In the morning he strolled over to the offices of the Moskvich Agency which was located only a few blocks from his hotel on Celetna Hybernski. The Russian car agency, he knew, was having a fairly hard go of it in Prague and elsewhere in Czechoslovakia. The Czechs, long before the Party took over in 1948, had been a highly industrialized, modern nation. They consequently had their own automobile works, such as Skoda, and their models were locally more popular than the Russian Moskvich, Zim and Pobeda.

Theoretically, the reason Ilya Simonov was the newly appointed agency head was to push Moskvich sales among the Czechs. He thought, half humorously, half sourly, to himself, even under the Party we have competition and pressure for higher sales. What was it that some American economist had called them? a system of State-Capitalism.

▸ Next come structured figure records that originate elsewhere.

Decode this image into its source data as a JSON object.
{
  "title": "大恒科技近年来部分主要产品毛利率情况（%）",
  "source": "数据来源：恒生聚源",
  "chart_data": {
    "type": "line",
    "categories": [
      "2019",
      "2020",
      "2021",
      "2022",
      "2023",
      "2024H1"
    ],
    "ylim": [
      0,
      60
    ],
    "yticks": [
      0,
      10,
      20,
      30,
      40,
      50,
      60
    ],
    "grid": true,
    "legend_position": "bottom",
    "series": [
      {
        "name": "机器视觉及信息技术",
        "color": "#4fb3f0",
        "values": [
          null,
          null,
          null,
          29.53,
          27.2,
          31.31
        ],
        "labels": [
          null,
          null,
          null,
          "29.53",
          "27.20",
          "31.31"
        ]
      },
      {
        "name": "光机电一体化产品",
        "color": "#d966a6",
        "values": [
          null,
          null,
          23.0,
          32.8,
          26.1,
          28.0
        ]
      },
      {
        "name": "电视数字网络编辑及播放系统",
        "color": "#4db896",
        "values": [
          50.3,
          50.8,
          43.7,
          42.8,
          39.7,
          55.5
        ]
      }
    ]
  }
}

At the Moskvich offices he found himself in command of a staff that consisted of three fellow Russians, and a dozen or so Czech assistants. His immediate subordinate was a Catherina Panova, whose dossier revealed her to be a party member, though evidently not a particularly active one, at least not since she'd been assigned here in Prague.

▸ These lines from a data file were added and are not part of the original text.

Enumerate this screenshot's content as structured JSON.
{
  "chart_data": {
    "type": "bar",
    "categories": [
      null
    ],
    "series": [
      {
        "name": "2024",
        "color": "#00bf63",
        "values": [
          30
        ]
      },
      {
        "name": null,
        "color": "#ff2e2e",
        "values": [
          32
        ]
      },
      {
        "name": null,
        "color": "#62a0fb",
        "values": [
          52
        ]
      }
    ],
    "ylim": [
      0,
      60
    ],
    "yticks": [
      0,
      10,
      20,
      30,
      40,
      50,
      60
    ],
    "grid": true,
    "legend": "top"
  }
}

She was somewhere in her mid-twenties, a graduate of the University of Moscow, and although she'd been in the Czech capital only a matter of six months or so, had already adapted to the more fashionable dress that the style-conscious women of this former Western capital went in for. Besides that, Catherina Panova managed to be one of the downright prettiest girls Ilya Simonov had ever seen.

His career had largely kept him from serious involvement in the past. Certainly the dedicated women you usually found in Party ranks seldom were of the type that inspired you to romance but he wondered now, looking at this new assistant of his, if he hadn't let too much of his youth go by without more investigation into the usually favorite pastime of youth.

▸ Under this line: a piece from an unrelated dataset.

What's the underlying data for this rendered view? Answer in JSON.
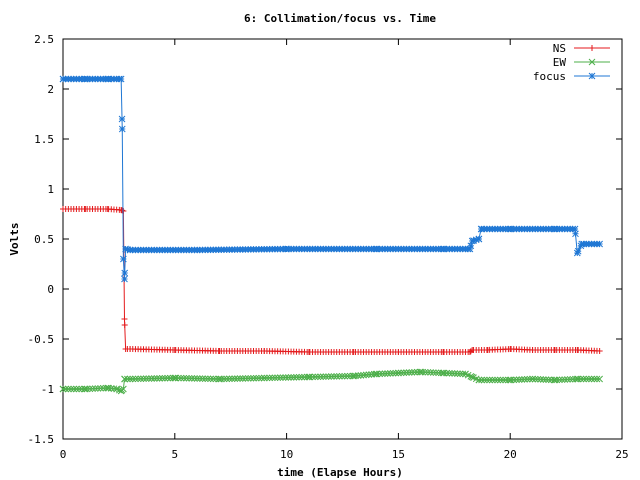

He wondered also, but only briefly, if he should reveal his actual identity to her. She was, after all, a party member. But then he checked himself. Kliment Blagonravov had stressed the necessity of complete secrecy. Not even the local offices of the ministry were to be acquainted with his presence.

He let Catherina introduce him around, familiarize him with the local methods of going about their business affairs and the problems they were running into.

She ran a hand back over her forehead, placing a wisp of errant hair, and said, "I suppose, as an expert from Moscow, you'll be installing a whole set of new methods."

It was far from his intention to spend much time at office work. He said, "Not at all. There is no hurry. For a time, we'll continues your present policies, just to get the feel of the situation. Then perhaps in a few months, we'll come up with some ideas."

She obviously liked his use of "we" rather than "I." Evidently, the staff had been a bit nervous upon his appointment as new manager. He already felt, vaguely, that the three Russians here had no desire to return to their homeland. Evidently, there was something about Czechoslovakia that appealed to them all. The fact irritated him but somehow didn't surprise.